April Album of the Month

Foster The People Supermodel
Foster The People won us over with their dreamy indie-pop hit “Pumped Up Kicks” in 2011. Sparking conversation due to the song’s commentary on violent, homicidal thoughts akin to the rampant school shootings being committed by teenagers across the nation, the band was launched into the mainstream, signing on to Columbia Records and releasing a few other singles from their debut album Torches. Their first album boasted an electronic vibe, heavy with modulated vocals and sizzling synth riffs. Mark Foster’s vocals were a bit nasally, but his voice- similar to Mike Rosenberg of Passenger- caught the attention of critics and fans alike. Their songs were catchy and under produced- the perfect fodder for music hipsters everywhere. Three short years later, and Foster The People have returned with an exceptionally more mature sound.

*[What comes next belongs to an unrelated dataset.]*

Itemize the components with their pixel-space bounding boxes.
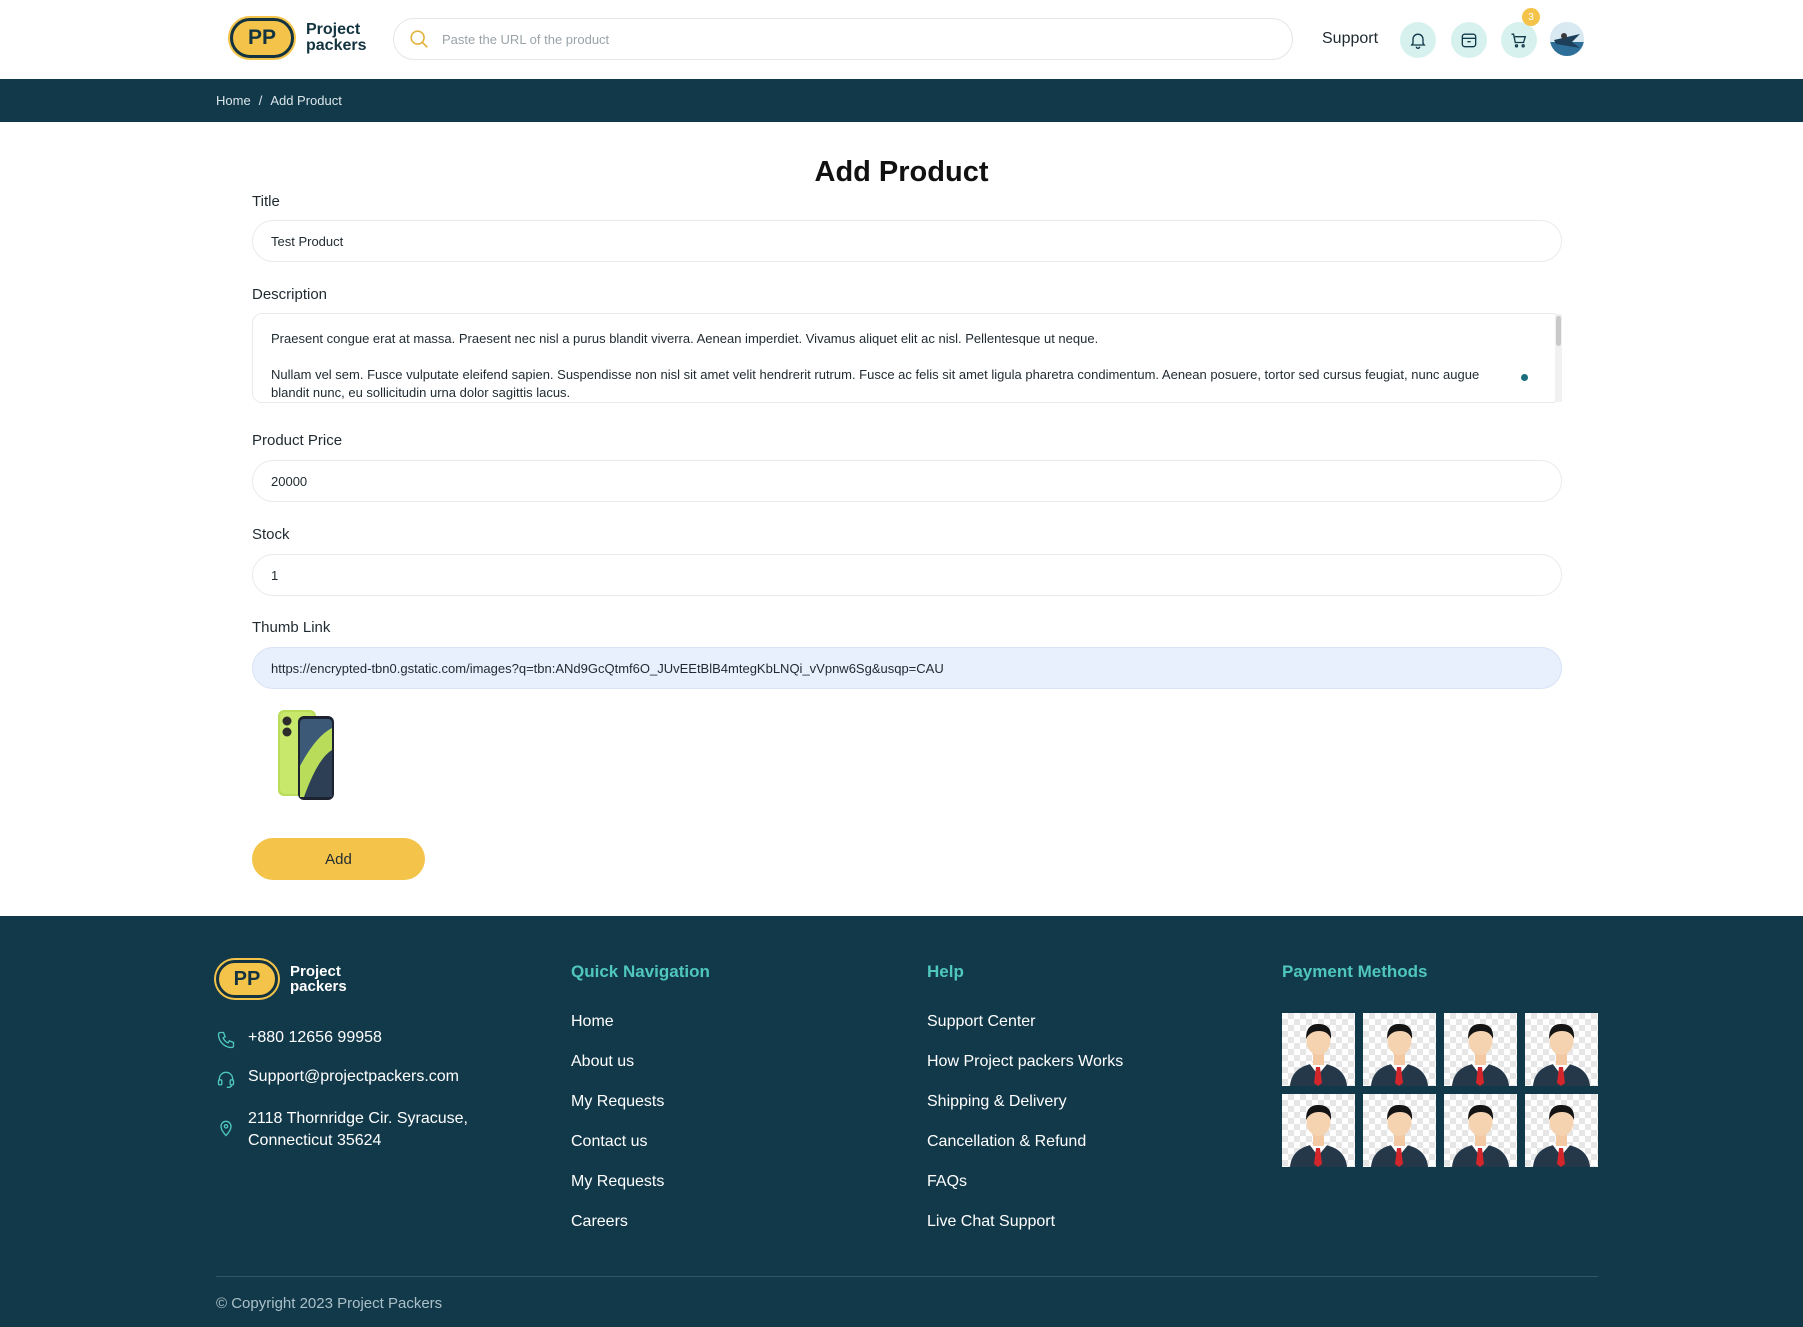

Supermodel takes off with a tenacity that couldn’t be found in their first album, flinging flashy “na na nas” at you accompanied by lyrics that seem to be stumbling on top of one another. These past few years, it seems, the band has been taking notes from other prominent acts, as the tracks feel like a collective of multiple genres. Fusing surfer rock guitar while simultaneously reaching for a more mainstream sound, with layered vocals and catchy, echoing choruses, they have taken a step towards a goal that may just be out of their reach.

The album really gets its stride with the third track, the first single off the album, “Coming of Age.” Immediately catchy with its call and response chorus and wavering verses that crescendo in and out, this song is a culmination of all the band’s been working towards since their first album. Foster’s vocals have aged well, sounding more polished and practiced than the still good but amateur belting of Torches. Edging close to dream pop at times, we’re drawn in with the psychedelic, echoing “oohs,” practically begging us to listen on.

The name itself begs the question of what the band was trying to accomplish with this album. The mysterious, slightly morose vibes created with reverb and syncopated drums cast the shadow of a slightly jaded music giant, flung into stardom years ago and with burning desire to continue to impress those they have drawn in. Supermodel accomplishes exactly what fans have been asking of Foster The People: a new album that’s not Torches, but still bears the same flashy, radio-friendly quality. Borrowing the sleepy electronic influence of MGMT and The Flaming Lips, overlaid with demanding melodies that grip your eardrum tightly, the album evolves before our eyes (ears?), transforming itself as it goes.

After a quick choral interlude, “A Beginner’s Guide To Destroying The Moon” barrels out at us. Completely different from the other tracks on the album, this one is pleasantly different, calling upon grunge and the electronic pop of the 80s with its aggressive vocals and fervent, fierce guitar. This track introduces us to a new side of Foster The People, a side willing to try new and different things, to step into the unknown. It transports us back to an earlier time we can’t quite place a date on, creating a new badass persona for the band. It doesn’t forget about their signature sound, though, as it infuses twisting synth tracks, climbing like ivy through the song’s core structure.

The band includes more variety on the album, with “Nevermind” and “Goats in Trees” acting as their ballads. They slow down the chaotic speed the rest of the album takes on, inducing swaying and head bopping. “Goats in Trees” in particular is the most bare bones track on Supermodel, acting as a duet between Foster and his guitar, the synth tracks merely backup. Dipping down into the lower half of his range, we hear the husky vibrato Foster has seemingly been hiding from us. This creates a nice change of pace, teaching us that Foster The People has truly been working since Torches. It’s also a prime example of how their sound has matured over the years, taking a risk and ultimately owning it.

The album closes out with the lamenting track, “Fire Escape.” Taking cues from the wave of acoustic indie overtaking the music industry, this last song is like their lullaby, their quiet “goodbye for now”. It leaves a taste of promise, opening up endless possibilities for future albums. A bit distant with lyrics, it’s not the most confident track on the album; rather, it shows Foster The People’s vulnerable side. It proves they’re not all powerhouse psychedelic dance pop- they have a plucky, acoustic side, too. “Fire Escape” further pushes the idea they’ve attempted to execute throughout Supermodel – the idea that they’re a diverse, dynamic group capable of adopting a familiar sound and still making it their own.

Overall, Foster The People have proven themselves as a band that’s going to stick around. They could have ended it all after “Pumped Up Kicks” was so wildly successful. But they chose to soldier on, taking on a challenge that seemed bigger than themselves. With all the praise granted to Torches, it was clear that Foster The People had a big reputation to live up to with their sophomore album. It could have turned out so differently- we could have had a second Torches. But they chose to truly embody the sound they had cultivated, dipping their toes in the same pools as bands like Animal Collective and Neon Indian. Supermodel struts down the runway with confidence- though the band must be wary not to hold their heads too high.